WASHINGTON -- Economists warn that the $85 billion in across-the-board cuts in federal spending set to start taking effect March 1 would stunt growth and slow hiring. Less clear is how long it would take to feel the benefits from the tough-love approach.
The betting is that there’ll be no compromise and the cuts, known as sequestration, will take effect as scheduled. Economists don’t think the reductions are bad enough to shove the nation back into recession. But they also don’t think it’s a rational way to go about reducing the budget deficit, and they fear that it would inflict harm on the economy unnecessarily.
In the simplest of economic terms, the debate is about the benefits or costs of taking the bitter medicine of spending cuts now or taking it later. The looming sequester would cut $1.2 trillion out of $48.3 trillion in spending over 10 years.
“There are benefits to going down the sequester path. But at this point, the negatives outweigh the positives,” said Mark Zandi, the chief economist for forecaster Moody’s Analytics and a frequent witness before congressional committees.
Gauging the near-term impact of the spending cuts is easy enough.
“You are taking purchasing power out of a weak economy, which means in the short term demand is going to decline. Output will decline. You are going to produce less stuff, because people will be less interested in buying it. And as a result of that, you will have lower employment,” said Joe Minarik, a former chief economist for the House Budget Committee and later the White House Office of Management and Budget.
High-profile economists whom McClatchy consulted expect the spending cuts to shave anywhere from four-tenths to seven-tenths of a percentage point from growth this year, most of it during the next six months. The effect on hiring, they said, would be 500,000 to 700,000 fewer jobs by the end of next year than there otherwise would have been.

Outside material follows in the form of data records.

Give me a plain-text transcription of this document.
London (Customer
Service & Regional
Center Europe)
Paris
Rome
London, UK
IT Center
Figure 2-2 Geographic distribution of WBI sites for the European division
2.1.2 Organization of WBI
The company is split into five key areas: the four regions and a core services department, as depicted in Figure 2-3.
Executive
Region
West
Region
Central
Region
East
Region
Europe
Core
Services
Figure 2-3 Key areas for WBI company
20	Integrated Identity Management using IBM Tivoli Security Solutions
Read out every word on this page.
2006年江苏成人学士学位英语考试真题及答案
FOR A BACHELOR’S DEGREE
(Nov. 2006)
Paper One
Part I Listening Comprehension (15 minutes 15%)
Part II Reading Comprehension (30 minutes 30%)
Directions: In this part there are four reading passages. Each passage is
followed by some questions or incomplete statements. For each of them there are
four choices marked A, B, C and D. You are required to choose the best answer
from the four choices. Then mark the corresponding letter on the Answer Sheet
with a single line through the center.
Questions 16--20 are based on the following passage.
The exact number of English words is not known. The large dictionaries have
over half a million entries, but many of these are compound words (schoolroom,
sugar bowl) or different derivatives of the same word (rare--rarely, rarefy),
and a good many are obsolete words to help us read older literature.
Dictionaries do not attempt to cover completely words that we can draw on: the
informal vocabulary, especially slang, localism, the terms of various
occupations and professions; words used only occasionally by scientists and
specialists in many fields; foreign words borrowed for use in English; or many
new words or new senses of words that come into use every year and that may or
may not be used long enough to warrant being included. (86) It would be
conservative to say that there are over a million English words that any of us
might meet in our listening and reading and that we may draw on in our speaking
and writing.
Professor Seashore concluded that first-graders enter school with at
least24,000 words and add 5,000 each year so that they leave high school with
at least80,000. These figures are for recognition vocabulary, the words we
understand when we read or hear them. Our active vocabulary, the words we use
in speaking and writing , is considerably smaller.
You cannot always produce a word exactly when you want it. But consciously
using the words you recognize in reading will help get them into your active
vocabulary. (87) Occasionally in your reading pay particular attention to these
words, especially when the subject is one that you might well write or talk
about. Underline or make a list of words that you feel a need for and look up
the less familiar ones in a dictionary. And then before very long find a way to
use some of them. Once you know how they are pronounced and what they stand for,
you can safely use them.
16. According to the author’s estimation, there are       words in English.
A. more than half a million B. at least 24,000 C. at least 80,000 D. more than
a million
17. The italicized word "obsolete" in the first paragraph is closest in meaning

“There’s no free lunch here,” said John Silvia, the chief economist for Wells Fargo Securities and a former adviser to the presidential campaign of Sen. John McCain, R-Ariz.. “Basically, you’ve gone for many years, long before President Obama came into office, where the federal government was allowed to overspend its budget. Basically we’re on a diet, and there’s no way you’re going to eat like you did before.”
The drag on growth would come on top of the tax increases that President Barack Obama and the Congress approved in a New Year’s deal. Combined, they mean an economy that might have grown this year at a rate of 3.5 percent to 4 percent would instead grow at a rate of 2 percent to 2.5 percent.
So does it follow that government can never cut spending because it would harm employment? No, and the medicine might not take that much time to turn a negative for the economy into a positive.
“From my perspective, that happens pretty soon. I think by 2015 it crosses (into positive). The sheer dollars and cents calculation, it becomes a net positive,” Zandi said. “But that doesn’t account for the fact that you are cutting programs that everyone argues are successful. The impact of that is very hard to measure. All those things that people generally like and feel are effective, you’re cutting them, too. There are a whole lot of intangibles that you cannot measure easily.”